The most common claims we see at Cornish Mutual relating to this area of work are the result of blades being broken after hitting rocks jutting out from hedges. These incidents can lead to catastrophic damage to equipment, causing contractors to not only be faced with expensive repair costs, but the prospect of being unable to work during the short hedge cutting season while they wait for machinery to be repaired or blades to be replaced.
Because rocks are often hidden, some of these incidents are unavoidable. However, carrying out some preparatory work to assess the boundary structure could mitigate against costly damage to machinery and a serious financial hit to the business.
Look out for power lines
Each year there are a number of incidents involving farmers or contractors slicing through BT cables with machinery blades. These mistakes can be extremely costly with those involved potentially facing bills of more than £5,000 to cover the repairs carried out by telecommunications companies.

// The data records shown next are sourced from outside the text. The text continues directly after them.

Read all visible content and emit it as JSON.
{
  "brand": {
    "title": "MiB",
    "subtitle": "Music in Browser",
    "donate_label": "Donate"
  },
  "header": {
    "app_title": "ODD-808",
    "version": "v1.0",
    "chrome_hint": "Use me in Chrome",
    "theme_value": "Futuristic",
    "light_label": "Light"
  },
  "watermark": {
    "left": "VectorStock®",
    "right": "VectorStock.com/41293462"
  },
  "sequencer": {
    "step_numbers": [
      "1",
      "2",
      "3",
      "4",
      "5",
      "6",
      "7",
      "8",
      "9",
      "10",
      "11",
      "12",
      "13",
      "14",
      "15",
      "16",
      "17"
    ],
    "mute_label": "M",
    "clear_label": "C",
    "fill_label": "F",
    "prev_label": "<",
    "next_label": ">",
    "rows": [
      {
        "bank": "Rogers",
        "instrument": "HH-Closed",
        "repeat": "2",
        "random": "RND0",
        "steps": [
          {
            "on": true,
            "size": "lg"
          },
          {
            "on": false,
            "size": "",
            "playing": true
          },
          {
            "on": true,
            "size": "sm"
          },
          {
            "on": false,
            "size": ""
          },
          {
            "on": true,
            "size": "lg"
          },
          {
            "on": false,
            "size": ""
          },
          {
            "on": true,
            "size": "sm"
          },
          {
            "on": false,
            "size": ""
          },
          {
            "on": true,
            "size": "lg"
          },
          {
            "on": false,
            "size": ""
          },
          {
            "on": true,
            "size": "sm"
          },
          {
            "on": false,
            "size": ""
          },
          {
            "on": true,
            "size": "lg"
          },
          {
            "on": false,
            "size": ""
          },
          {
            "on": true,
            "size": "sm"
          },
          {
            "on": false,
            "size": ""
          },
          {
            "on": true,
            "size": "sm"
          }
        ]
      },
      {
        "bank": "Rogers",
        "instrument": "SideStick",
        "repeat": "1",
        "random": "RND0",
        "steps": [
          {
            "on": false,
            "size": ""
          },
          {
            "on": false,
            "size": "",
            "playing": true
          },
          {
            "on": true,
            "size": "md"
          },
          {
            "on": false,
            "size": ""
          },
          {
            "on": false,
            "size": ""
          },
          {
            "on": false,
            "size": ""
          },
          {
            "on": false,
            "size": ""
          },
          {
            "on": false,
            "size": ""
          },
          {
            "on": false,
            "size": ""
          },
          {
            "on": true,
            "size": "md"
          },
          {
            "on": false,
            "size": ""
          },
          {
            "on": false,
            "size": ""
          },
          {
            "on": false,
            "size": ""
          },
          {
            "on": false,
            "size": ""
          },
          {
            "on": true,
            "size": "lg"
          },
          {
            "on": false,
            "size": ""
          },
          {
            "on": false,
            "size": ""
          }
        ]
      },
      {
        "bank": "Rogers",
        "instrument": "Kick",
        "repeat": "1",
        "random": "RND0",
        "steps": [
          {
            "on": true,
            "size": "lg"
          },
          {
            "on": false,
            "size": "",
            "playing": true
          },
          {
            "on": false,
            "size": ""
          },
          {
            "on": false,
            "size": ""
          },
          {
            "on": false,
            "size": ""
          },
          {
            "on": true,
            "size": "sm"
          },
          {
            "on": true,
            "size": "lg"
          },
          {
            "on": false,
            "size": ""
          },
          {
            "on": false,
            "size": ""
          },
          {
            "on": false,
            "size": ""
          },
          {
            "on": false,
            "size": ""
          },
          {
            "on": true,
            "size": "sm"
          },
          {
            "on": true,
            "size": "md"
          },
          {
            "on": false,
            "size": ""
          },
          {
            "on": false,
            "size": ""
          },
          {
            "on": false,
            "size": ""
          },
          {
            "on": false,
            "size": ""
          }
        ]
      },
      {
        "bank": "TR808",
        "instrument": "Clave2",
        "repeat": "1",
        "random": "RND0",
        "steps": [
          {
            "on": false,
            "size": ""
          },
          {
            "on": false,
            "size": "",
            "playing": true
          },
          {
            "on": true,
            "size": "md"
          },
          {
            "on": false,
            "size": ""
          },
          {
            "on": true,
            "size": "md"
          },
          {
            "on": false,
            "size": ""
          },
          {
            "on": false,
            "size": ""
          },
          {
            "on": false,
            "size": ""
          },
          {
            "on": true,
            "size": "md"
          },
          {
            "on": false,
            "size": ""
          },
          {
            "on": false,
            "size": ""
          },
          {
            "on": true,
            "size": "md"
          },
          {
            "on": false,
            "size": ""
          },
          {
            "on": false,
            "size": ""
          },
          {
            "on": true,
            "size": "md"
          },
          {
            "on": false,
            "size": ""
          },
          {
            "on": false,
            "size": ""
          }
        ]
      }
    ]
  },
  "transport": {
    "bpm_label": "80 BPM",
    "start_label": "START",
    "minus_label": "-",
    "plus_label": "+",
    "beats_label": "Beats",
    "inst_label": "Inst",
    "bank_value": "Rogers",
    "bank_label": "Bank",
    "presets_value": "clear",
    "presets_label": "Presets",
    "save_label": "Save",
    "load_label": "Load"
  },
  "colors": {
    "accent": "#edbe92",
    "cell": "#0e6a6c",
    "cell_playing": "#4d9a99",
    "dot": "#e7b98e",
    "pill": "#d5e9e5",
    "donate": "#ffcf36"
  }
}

The Health and Safety Executive (HSE) warns against trimming hedges that are directly below live overhead power lines. However, BT cables can sometimes also be hidden within the hedge boundary itself.
Prior to work commencing, contact an appropriate telecommunication company that can conduct free investigations to identify and mark-up any areas that might house cables, to help prevent accidents.
Keep motorists and pedestrians safe
When contractors or farmers trim roadside hedges they also need to consider public safety. Being aware of what is going on around you while you are carrying out the work will help manage the risk of debris flying out and hitting vehicles or pedestrians. Any branches that land in the road should be removed immediately to avoid causing accidents or damage to passing cars.
Contact your local authority highways department for advice on what measures you should take to protect road users, as the rules vary across the UK. These requirements could include restricting working hours and displaying signs to warn drivers and pedestrians. While fitting flashing beacons to warn oncoming drivers is not mandatory, it is recommended as a way of reducing the risk of accidents.
Managing boundary hedges is important to prevent vegetation from encroaching on fields and overhanging public rights of way. However, as with many tasks in and around the farm, careful planning of work in advance and taking a few simple steps could significantly reduce the risk of accidents and expensive damage.